1. Know their purpose
Stories with a clear purpose from the outset really shine through from those which are well-written (around 99%). These pieces are stories, rather than extracts, outlines, descriptions or something else.
So first ask yourself is this a story?
2. Consistency in tone, voice, perspective and tense
This helps to keep the reader immersed in the world. Countless times, I noticed stories shifted in tone or tense which pulled me out of the world. Sometimes it was the use of a certain word/archaic language that didn't fit.
3. Contained/ In the moment
This is a biggie and one to watch. Many stories begin with a moment and then launch into back story which weighs the story down. Write it out and then ask yourself what purpose is it serving.

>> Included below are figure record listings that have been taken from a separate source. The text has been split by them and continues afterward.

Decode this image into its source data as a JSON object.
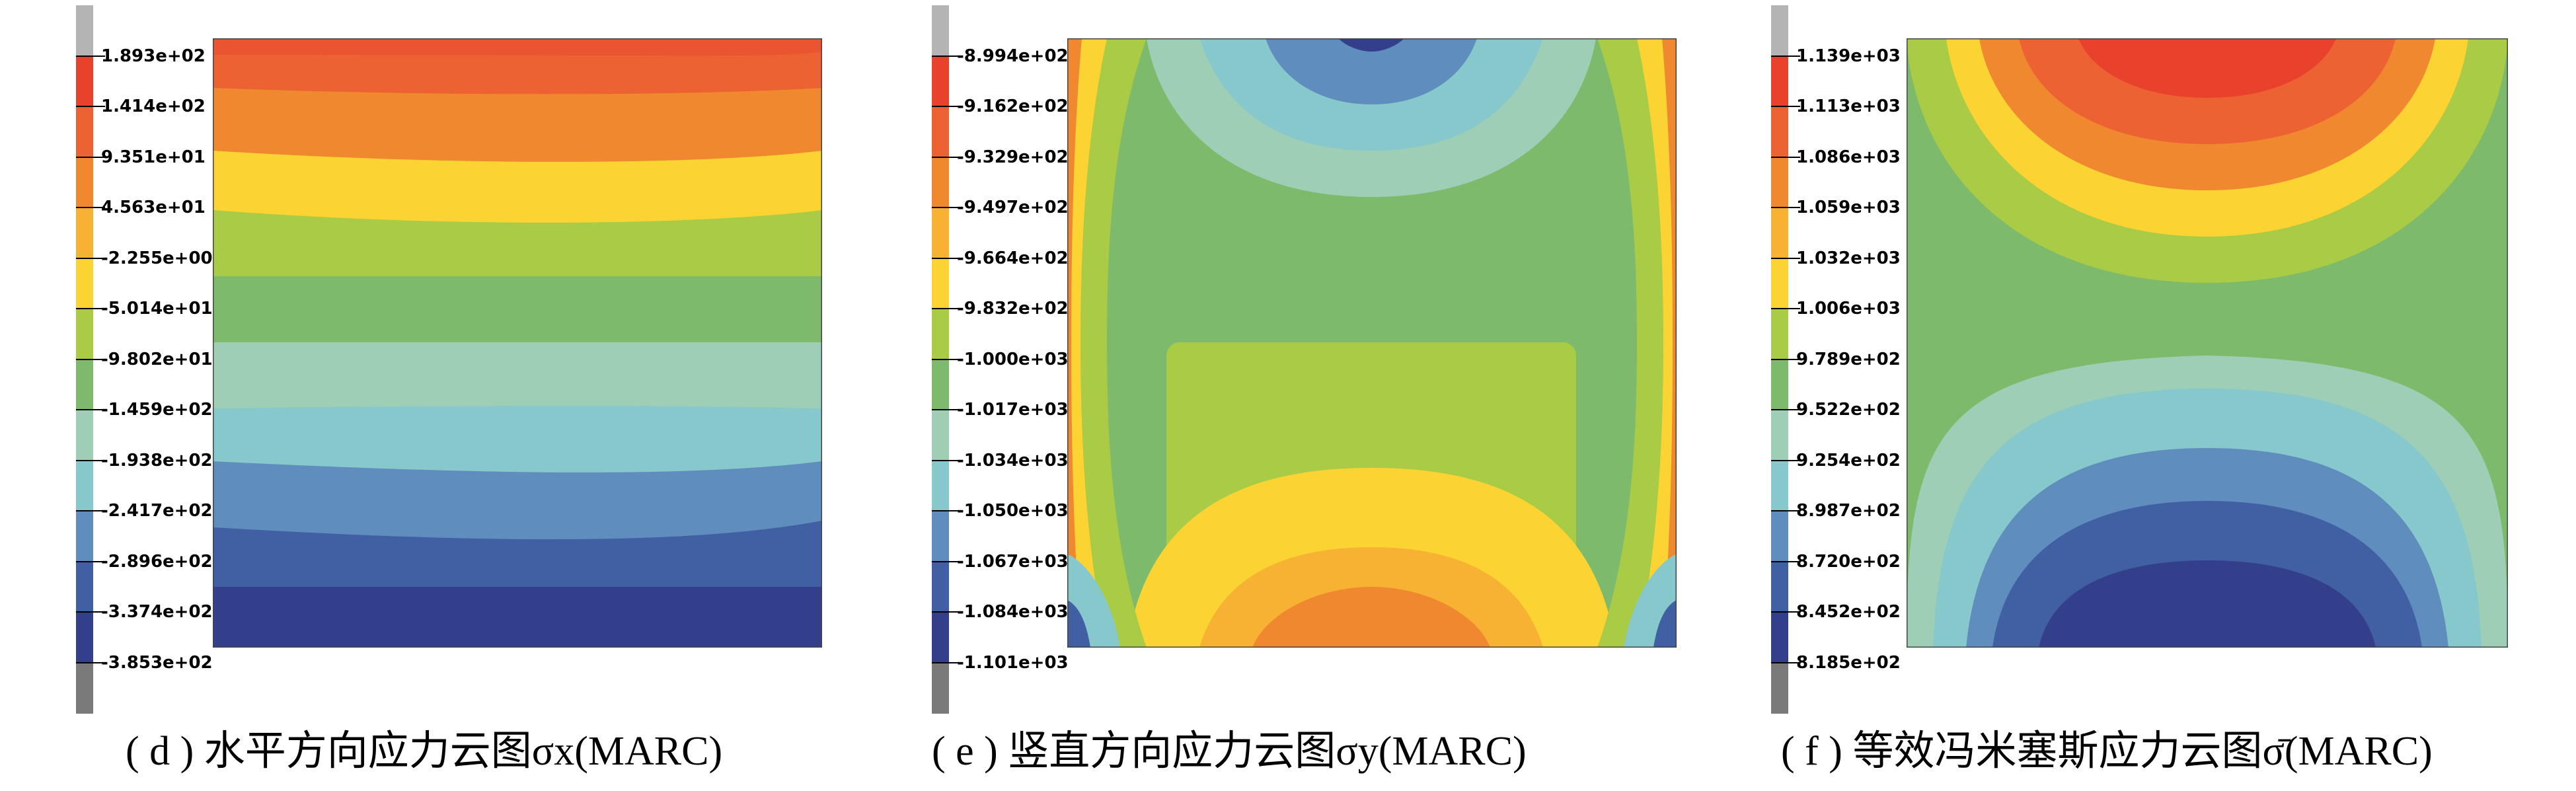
{
  "panels": [
    {
      "id": "d",
      "caption": "( d ) 水平方向应力云图σx(MARC)",
      "legend_values": [
        "1.893e+02",
        "1.414e+02",
        "9.351e+01",
        "4.563e+01",
        "-2.255e+00",
        "-5.014e+01",
        "-9.802e+01",
        "-1.459e+02",
        "-1.938e+02",
        "-2.417e+02",
        "-2.896e+02",
        "-3.374e+02",
        "-3.853e+02"
      ]
    },
    {
      "id": "e",
      "caption": "( e ) 竖直方向应力云图σy(MARC)",
      "legend_values": [
        "-8.994e+02",
        "-9.162e+02",
        "-9.329e+02",
        "-9.497e+02",
        "-9.664e+02",
        "-9.832e+02",
        "-1.000e+03",
        "-1.017e+03",
        "-1.034e+03",
        "-1.050e+03",
        "-1.067e+03",
        "-1.084e+03",
        "-1.101e+03"
      ]
    },
    {
      "id": "f",
      "caption": "( f ) 等效冯米塞斯应力云图σ̄(MARC)",
      "legend_values": [
        "1.139e+03",
        "1.113e+03",
        "1.086e+03",
        "1.059e+03",
        "1.032e+03",
        "1.006e+03",
        "9.789e+02",
        "9.522e+02",
        "9.254e+02",
        "8.987e+02",
        "8.720e+02",
        "8.452e+02",
        "8.185e+02"
      ]
    }
  ],
  "colors": {
    "scale": [
      "#b4b4b4",
      "#e8412c",
      "#ec6233",
      "#f0882f",
      "#f7b233",
      "#fbd434",
      "#a9cb45",
      "#7eba6b",
      "#9ecfb6",
      "#87c8cc",
      "#5f8dbd",
      "#415fa3",
      "#333f8b",
      "#7a7a7a"
    ]
  }
}
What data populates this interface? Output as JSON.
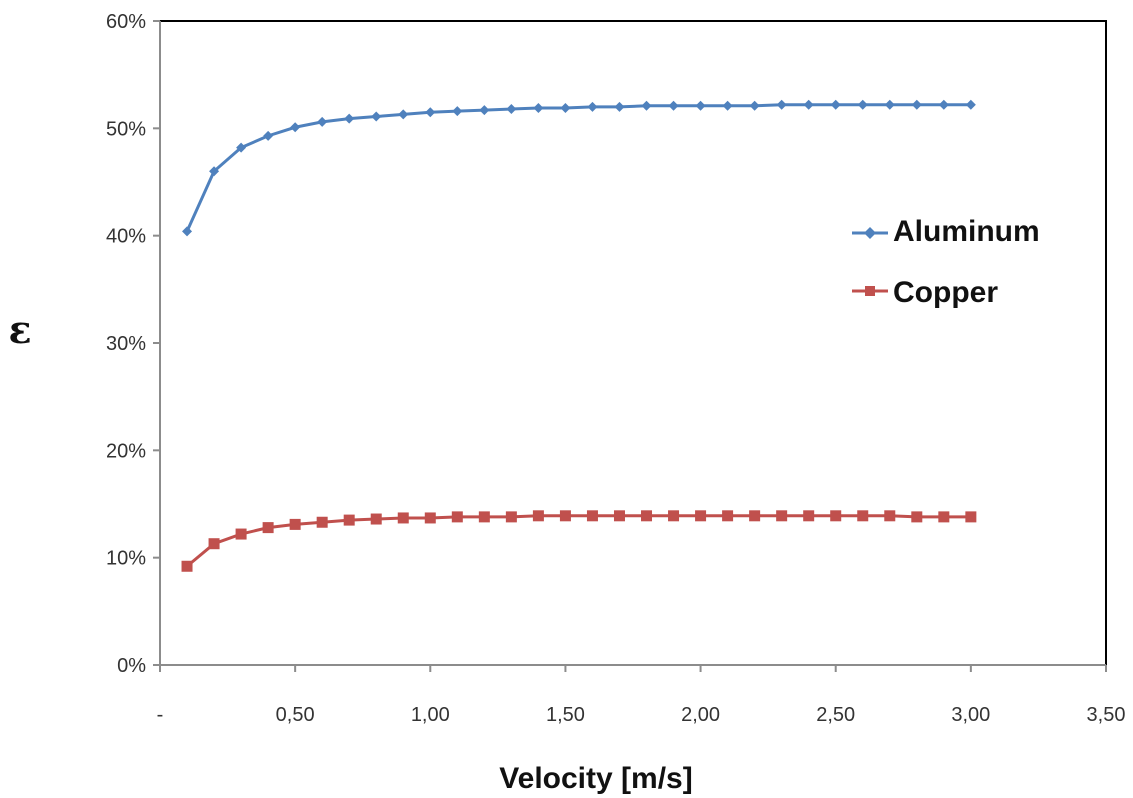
{
  "chart_data": {
    "type": "line",
    "title": "",
    "xlabel": "Velocity [m/s]",
    "ylabel": "ε",
    "xlim": [
      0,
      3.5
    ],
    "ylim": [
      0,
      0.6
    ],
    "x_ticks": [
      {
        "value": 0,
        "label": "-"
      },
      {
        "value": 0.5,
        "label": "0,50"
      },
      {
        "value": 1.0,
        "label": "1,00"
      },
      {
        "value": 1.5,
        "label": "1,50"
      },
      {
        "value": 2.0,
        "label": "2,00"
      },
      {
        "value": 2.5,
        "label": "2,50"
      },
      {
        "value": 3.0,
        "label": "3,00"
      },
      {
        "value": 3.5,
        "label": "3,50"
      }
    ],
    "y_ticks": [
      {
        "value": 0.0,
        "label": "0%"
      },
      {
        "value": 0.1,
        "label": "10%"
      },
      {
        "value": 0.2,
        "label": "20%"
      },
      {
        "value": 0.3,
        "label": "30%"
      },
      {
        "value": 0.4,
        "label": "40%"
      },
      {
        "value": 0.5,
        "label": "50%"
      },
      {
        "value": 0.6,
        "label": "60%"
      }
    ],
    "grid": false,
    "legend_position": "right",
    "x": [
      0.1,
      0.2,
      0.3,
      0.4,
      0.5,
      0.6,
      0.7,
      0.8,
      0.9,
      1.0,
      1.1,
      1.2,
      1.3,
      1.4,
      1.5,
      1.6,
      1.7,
      1.8,
      1.9,
      2.0,
      2.1,
      2.2,
      2.3,
      2.4,
      2.5,
      2.6,
      2.7,
      2.8,
      2.9,
      3.0
    ],
    "series": [
      {
        "name": "Aluminum",
        "color": "#4f81bd",
        "marker": "diamond",
        "values": [
          0.404,
          0.46,
          0.482,
          0.493,
          0.501,
          0.506,
          0.509,
          0.511,
          0.513,
          0.515,
          0.516,
          0.517,
          0.518,
          0.519,
          0.519,
          0.52,
          0.52,
          0.521,
          0.521,
          0.521,
          0.521,
          0.521,
          0.522,
          0.522,
          0.522,
          0.522,
          0.522,
          0.522,
          0.522,
          0.522
        ]
      },
      {
        "name": "Copper",
        "color": "#c0504d",
        "marker": "square",
        "values": [
          0.092,
          0.113,
          0.122,
          0.128,
          0.131,
          0.133,
          0.135,
          0.136,
          0.137,
          0.137,
          0.138,
          0.138,
          0.138,
          0.139,
          0.139,
          0.139,
          0.139,
          0.139,
          0.139,
          0.139,
          0.139,
          0.139,
          0.139,
          0.139,
          0.139,
          0.139,
          0.139,
          0.138,
          0.138,
          0.138
        ]
      }
    ]
  }
}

Cut most of it if you can.
4. Start at the right point
This doesn't have to be the beginning but your story must start at a critical moment. Many of them started too early so think about cutting that first para where you've written yourself into the story.
5. Leave plenty of clues
Readers don't know the world you've created like you do so you need to leave plenty of clues so they understand. There were some where I had no idea what was going on and felt (sadly) a bit lost.
6. Considered shape and style
Another biggie. I love an experimental, playful story but if it lacks substance or is not really swrving a higher purpose than for me, it feels flat. The shape and style must work for the piece not purely to be different.
7. Precision
There's just not enough words in a short story to waffle on. The best among the pile used language carefully, with each word driving some aspect of the story forward. Technically a difficult thing to do!
8. Understood subtext
Getting dialogue right is tough but the stories that shone were where writers really understood how dialogue works, when to use it and why, and captured the natural rhythm of speech. Tip: we often say a lot using few words.
9. Polished
Eek. Obviously another biggie but this year I was particularly ruthless with missing words, spelling anf grammatical errors, odd typos, formatting issues. For a comp, check your work twice over and then check it again.
10. Originality with subject and title
I love a great title but more so, I love a story that is completely different to what I've just read. Hard to know what others are sending in but avoid the obvious. This year there was plenty on lockdown, betrayal, loss and ageing.